Everybody outside of the industry just seems to want to parrot the AI angle for some reason.
In the general population, there would be a very satisfying schadenfreude in watching the techies make themselves unemployed by their own hubris. I think that's part of the desire for the story to be true.

The other part is that those selling AI want to believe it is as big as the introduction of the internet, and not just another hype train like blockchain. Any evidence that makes the current hotness seem like a tectonic shift is attractive to those types.

Agree.

As a developer I've tried to use Copilot and ChatGPT as much as I can to improve my performance, but even with GPT4 I've found that for my workflow the most of the leverage it gives falls into:

* Scaffolding of projects like unit tests or basic wireframes,

* writing or proofreading e-mail

* understanding cryptic legacy code that uses old practices

* saving me having to visit some framework documentation.
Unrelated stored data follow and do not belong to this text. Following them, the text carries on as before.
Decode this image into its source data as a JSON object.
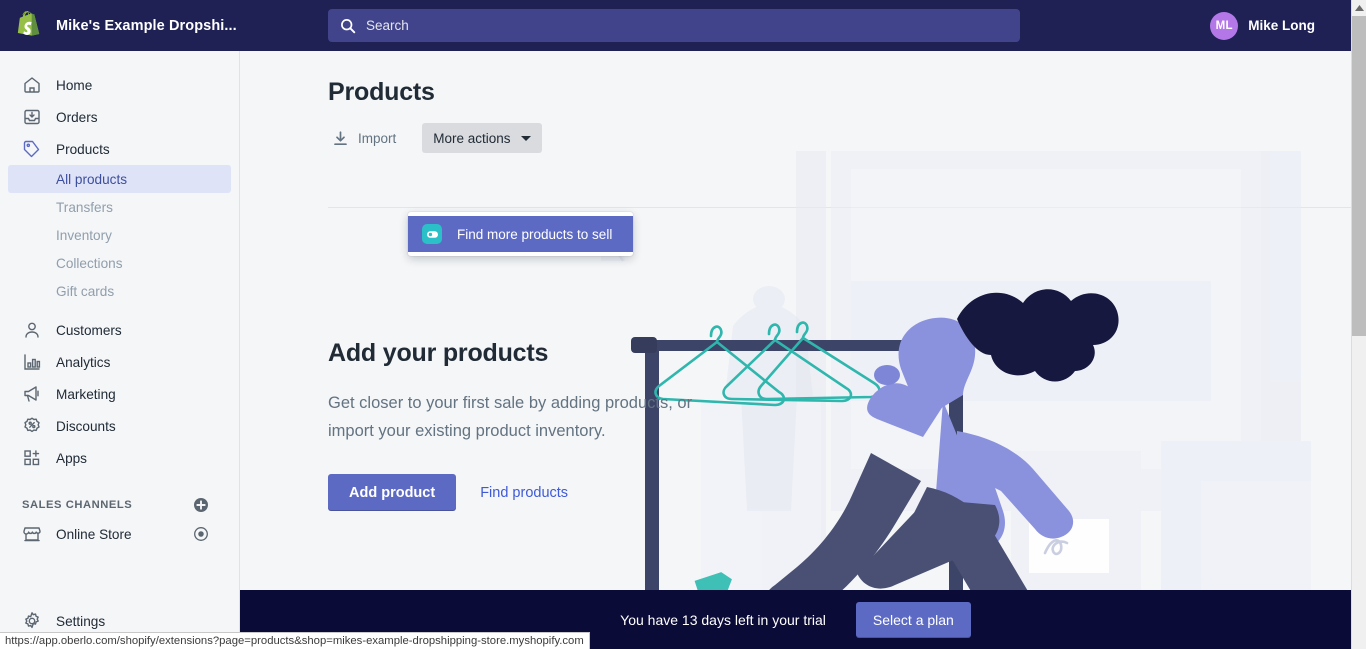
{
  "topbar": {
    "store_name": "Mike's Example Dropshi...",
    "logo_icon": "shopify-bag-icon",
    "search": {
      "placeholder": "Search",
      "icon": "search-icon"
    },
    "user": {
      "initials": "ML",
      "name": "Mike Long"
    }
  },
  "sidebar": {
    "items": [
      {
        "label": "Home",
        "icon": "home-icon"
      },
      {
        "label": "Orders",
        "icon": "orders-inbox-icon"
      },
      {
        "label": "Products",
        "icon": "product-tag-icon"
      }
    ],
    "product_subitems": [
      {
        "label": "All products",
        "active": true
      },
      {
        "label": "Transfers",
        "active": false
      },
      {
        "label": "Inventory",
        "active": false
      },
      {
        "label": "Collections",
        "active": false
      },
      {
        "label": "Gift cards",
        "active": false
      }
    ],
    "items_after": [
      {
        "label": "Customers",
        "icon": "customer-person-icon"
      },
      {
        "label": "Analytics",
        "icon": "analytics-bar-chart-icon"
      },
      {
        "label": "Marketing",
        "icon": "marketing-megaphone-icon"
      },
      {
        "label": "Discounts",
        "icon": "discount-percent-icon"
      },
      {
        "label": "Apps",
        "icon": "apps-grid-plus-icon"
      }
    ],
    "sales_channels": {
      "heading": "SALES CHANNELS",
      "add_icon": "plus-circle-icon",
      "items": [
        {
          "label": "Online Store",
          "icon": "storefront-icon",
          "trailing_icon": "eye-icon"
        }
      ]
    },
    "settings": {
      "label": "Settings",
      "icon": "gear-icon"
    }
  },
  "main": {
    "page_title": "Products",
    "import_label": "Import",
    "import_icon": "download-arrow-icon",
    "more_actions_label": "More actions",
    "dropdown": {
      "items": [
        {
          "label": "Find more products to sell",
          "icon": "oberlo-icon",
          "highlighted": true
        }
      ]
    },
    "empty_state": {
      "heading": "Add your products",
      "body": "Get closer to your first sale by adding products, or import your existing product inventory.",
      "primary_button": "Add product",
      "secondary_link": "Find products",
      "illustration": "woman-with-clothing-rack-illustration"
    }
  },
  "trial_banner": {
    "message": "You have 13 days left in your trial",
    "button_label": "Select a plan"
  },
  "status_bar": {
    "url": "https://app.oberlo.com/shopify/extensions?page=products&shop=mikes-example-dropshipping-store.myshopify.com"
  },
  "colors": {
    "topbar": "#1f2155",
    "accent_indigo": "#5c6ac4",
    "link": "#3f5ad6",
    "avatar": "#b377e8",
    "oberlo_teal": "#2bbfc7",
    "banner_navy": "#0b0b38",
    "active_nav_bg": "#dfe3f7"
  }
}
But I found it hard to believe it's the reason behind layoffs, as the ceiling of their capabilities it's pretty low when things get complex, and even in some cases can have diminishing or negative returns. Examples of this are hallucinations of APIs or code that is not compatible with the language I'm using. So it becomes like a slot machine, hoping that the next prompt will have a good result.

I think the main advantage of the current iteration of AI, it's like having the old Google back, before SEO and paid articles contaminated the web with useless first results.

Inside the industry too - the CEO of Nvidia just said that young people will not need to learn how to code!
Almost like they own shares in Google and Microsoft.
It would be difficult to prove that AI as a tool is the direct cause of differences in the job market. It would be equally difficult to prove that interest rates are directly responsible for the same differences.

Both the above comment and the article are making claims about a system that is complex enough that it would be difficult to prove any causal link.

That said, I believe that interest rates are probably a much greater factor in any net decrease on tech jobs than the proliferation of LLMs (which is really what has changed).

That and how the IRS changed the rules for tax purposes. You can't write an engineers salary off in the same year it was paid but rather over 4 years now.